Depois de muito tempo tentando dar nome a uma tristeza contínua finalmente o ato de ir atrás de ajuda, foi o primeiro passo para a cura. É comum as pessoas associarem tristeza a depressão, deixo claro que é normal estar triste, todos temos esse direito, porém quando essa tristeza se perpetua por anos a fio, fica claro que algo está errado então, sim eu tenho depressão crônica.

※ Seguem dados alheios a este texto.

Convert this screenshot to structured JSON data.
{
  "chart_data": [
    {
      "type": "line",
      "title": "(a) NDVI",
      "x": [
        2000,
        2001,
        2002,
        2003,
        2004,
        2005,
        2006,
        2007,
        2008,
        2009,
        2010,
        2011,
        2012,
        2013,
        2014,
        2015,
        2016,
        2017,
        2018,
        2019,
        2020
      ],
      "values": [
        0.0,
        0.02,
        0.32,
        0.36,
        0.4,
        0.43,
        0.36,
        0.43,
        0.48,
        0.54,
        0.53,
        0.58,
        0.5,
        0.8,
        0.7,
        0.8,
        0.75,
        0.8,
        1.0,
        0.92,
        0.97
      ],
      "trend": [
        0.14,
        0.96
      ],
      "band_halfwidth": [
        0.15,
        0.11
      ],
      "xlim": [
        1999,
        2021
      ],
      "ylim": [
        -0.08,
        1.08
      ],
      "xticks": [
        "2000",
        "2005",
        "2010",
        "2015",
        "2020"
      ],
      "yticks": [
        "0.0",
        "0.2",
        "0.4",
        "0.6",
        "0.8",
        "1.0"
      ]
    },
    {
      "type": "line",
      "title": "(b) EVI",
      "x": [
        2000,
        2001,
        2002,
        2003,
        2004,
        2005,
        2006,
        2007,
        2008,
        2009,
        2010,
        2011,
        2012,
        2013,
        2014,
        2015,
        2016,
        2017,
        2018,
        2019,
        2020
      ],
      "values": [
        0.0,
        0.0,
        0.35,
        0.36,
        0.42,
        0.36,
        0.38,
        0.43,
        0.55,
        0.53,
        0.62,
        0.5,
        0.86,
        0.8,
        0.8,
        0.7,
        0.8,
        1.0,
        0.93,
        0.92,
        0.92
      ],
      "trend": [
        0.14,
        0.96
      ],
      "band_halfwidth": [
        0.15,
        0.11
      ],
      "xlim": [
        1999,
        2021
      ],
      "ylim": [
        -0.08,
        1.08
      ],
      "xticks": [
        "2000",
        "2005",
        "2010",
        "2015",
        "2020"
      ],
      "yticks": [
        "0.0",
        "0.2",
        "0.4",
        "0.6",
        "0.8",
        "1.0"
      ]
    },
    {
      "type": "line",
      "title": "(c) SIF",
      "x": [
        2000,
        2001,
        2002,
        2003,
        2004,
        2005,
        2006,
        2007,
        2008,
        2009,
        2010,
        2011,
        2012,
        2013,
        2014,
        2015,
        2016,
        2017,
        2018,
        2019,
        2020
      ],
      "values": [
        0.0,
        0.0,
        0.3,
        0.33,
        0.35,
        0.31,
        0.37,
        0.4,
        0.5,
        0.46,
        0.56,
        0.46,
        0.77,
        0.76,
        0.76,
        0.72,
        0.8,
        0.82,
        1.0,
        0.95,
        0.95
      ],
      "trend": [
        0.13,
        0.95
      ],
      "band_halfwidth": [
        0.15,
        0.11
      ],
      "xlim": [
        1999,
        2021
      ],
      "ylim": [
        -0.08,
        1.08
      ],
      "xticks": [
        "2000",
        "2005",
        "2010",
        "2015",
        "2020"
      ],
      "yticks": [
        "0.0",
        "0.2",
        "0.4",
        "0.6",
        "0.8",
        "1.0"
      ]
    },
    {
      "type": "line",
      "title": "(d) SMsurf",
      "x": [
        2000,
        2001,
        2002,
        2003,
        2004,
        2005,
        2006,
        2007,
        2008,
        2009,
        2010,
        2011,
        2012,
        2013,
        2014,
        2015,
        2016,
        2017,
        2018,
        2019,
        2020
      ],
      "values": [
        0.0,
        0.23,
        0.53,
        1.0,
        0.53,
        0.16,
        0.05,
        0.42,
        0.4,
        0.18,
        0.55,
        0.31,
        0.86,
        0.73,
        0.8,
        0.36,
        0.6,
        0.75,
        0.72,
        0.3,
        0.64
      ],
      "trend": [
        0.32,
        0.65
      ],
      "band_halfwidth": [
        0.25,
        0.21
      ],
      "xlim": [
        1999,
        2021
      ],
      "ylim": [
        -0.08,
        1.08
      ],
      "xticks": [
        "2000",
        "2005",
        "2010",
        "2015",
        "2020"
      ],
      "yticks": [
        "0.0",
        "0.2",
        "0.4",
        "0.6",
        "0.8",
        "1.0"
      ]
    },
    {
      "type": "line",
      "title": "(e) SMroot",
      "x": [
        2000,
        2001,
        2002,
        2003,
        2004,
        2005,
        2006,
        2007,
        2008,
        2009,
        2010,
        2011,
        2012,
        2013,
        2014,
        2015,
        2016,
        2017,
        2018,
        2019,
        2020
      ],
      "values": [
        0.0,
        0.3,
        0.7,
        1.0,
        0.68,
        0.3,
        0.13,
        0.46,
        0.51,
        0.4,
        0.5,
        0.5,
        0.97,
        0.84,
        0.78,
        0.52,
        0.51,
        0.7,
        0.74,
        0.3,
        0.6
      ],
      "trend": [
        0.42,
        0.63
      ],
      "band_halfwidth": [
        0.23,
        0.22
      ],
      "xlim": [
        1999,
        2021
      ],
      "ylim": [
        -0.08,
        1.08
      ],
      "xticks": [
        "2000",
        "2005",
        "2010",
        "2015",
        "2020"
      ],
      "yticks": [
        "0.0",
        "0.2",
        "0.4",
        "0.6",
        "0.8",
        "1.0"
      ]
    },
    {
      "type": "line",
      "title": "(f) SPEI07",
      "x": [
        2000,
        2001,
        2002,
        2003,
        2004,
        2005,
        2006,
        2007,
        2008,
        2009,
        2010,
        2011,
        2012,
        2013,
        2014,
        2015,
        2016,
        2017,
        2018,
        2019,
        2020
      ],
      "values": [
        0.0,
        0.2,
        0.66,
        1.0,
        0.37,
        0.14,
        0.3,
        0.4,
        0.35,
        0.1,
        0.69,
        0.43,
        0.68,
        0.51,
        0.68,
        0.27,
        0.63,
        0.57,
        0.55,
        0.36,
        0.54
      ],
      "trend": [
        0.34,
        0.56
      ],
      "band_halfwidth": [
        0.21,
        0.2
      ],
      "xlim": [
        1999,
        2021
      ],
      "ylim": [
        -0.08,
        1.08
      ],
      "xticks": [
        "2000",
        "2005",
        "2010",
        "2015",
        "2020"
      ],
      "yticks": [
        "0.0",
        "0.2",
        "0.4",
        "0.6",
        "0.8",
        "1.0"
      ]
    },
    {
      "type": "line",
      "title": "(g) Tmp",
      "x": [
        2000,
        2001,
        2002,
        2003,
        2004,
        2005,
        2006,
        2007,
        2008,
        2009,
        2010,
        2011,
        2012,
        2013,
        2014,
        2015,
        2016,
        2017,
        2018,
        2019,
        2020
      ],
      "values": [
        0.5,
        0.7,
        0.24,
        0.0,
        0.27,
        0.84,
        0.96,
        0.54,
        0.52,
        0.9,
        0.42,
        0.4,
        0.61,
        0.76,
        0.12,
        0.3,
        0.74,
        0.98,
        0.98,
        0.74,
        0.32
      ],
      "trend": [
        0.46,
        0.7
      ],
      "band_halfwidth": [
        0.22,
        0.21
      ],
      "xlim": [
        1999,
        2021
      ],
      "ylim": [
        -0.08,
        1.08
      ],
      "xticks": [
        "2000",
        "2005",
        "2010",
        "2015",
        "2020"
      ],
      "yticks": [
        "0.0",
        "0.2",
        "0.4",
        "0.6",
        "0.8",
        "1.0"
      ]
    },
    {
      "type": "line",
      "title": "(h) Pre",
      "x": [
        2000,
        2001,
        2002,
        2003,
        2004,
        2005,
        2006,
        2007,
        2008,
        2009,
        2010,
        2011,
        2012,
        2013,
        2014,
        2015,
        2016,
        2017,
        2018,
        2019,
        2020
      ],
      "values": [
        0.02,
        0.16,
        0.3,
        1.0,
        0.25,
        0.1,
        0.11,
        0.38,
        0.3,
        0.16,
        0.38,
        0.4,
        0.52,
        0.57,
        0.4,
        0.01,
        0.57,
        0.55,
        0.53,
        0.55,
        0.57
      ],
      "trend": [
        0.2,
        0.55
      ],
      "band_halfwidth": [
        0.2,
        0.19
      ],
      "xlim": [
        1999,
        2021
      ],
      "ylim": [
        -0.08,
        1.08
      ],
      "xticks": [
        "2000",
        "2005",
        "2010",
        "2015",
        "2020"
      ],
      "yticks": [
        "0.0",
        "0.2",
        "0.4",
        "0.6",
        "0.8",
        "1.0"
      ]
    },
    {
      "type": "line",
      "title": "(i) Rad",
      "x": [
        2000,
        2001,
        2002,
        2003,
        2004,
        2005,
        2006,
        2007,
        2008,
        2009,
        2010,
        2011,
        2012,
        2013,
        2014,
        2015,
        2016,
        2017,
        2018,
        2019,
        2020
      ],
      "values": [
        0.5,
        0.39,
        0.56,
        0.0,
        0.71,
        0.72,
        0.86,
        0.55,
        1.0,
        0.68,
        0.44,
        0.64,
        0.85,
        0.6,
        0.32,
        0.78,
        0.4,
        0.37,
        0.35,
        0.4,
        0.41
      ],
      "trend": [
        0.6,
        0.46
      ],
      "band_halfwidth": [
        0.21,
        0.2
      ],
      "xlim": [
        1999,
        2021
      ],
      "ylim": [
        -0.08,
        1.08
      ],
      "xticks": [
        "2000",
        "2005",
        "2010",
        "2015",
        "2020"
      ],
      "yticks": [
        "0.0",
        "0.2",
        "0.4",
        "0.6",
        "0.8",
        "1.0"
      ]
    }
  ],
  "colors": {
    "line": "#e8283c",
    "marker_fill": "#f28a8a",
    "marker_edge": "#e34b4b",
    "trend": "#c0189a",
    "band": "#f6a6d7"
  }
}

Escrevo esse texto com o intuito de estimular mais pessoas a procurarem ajuda, por que esse estado faz mal não só a você como a todos que te cercam. Hoje depois de iniciar meu tratamento vejo o quanto me fiz mal, me isolando, fingindo estar bem comigo mesma, mascarando com outras síndromes o que até não sabia nomear, passei por diversas síndromes de consumidora compulsiva, buscando um prazer imediato ao comprar ou virando uma obsessiva pelo trabalho, tudo isso era uma forma de desviar o foco para o problema real… Incrível o fato de às vezes ser necessário um diagnóstico profissional para se tomar consciência de algo que te assola há anos, se por um acaso você está lendo esse texto e notar alguma semelhança, espero sinceramente que lhe ajude a tomar a decisão de procurar uma cura. Antes de iniciar a história do fato que culminou na minha procura por ajuda profissional, preciso voltar anos atrás, diferente de uma depressão comum, uma depressão crônica é algo que se perpetua por anos, não existe um fato culminante, ela simplesmente sempre esteve lá.

Nunca fui o tipo de criança que buscava interação social, sempre procurei um isolamento, como forma de proteção, na adolescência as pessoas só eram permitidas ir até certo ponto, e assim continuou na vida adulta, até que essa tristeza sem fim, esse abatimento constante, essa aparente falta de vontade, nada mais era que uma doença que estava tendo seus sintomas agravados, tiveram sim responsáveis por esse agravamento, problemas de saúde com familiares, insatisfação no trabalho, amizades desfeitas, e afins… Até que a depressão ganhou força e veio destruindo tudo pela frente.

Sempre achei incômoda as perguntas as quais me faziam como “por que você não se anima com nada?”, “quando sorri parece que não tem vontade”, como se fizesse por obrigação, porém nenhuma das pessoas que apontavam a minha apatia jamais tentou ajudar, saber qual o motivo real, não as culpo, porém julgar sempre é mais fácil que dar a mão quando mais se precisa, não é todo ser humano que é capaz de fazer isso.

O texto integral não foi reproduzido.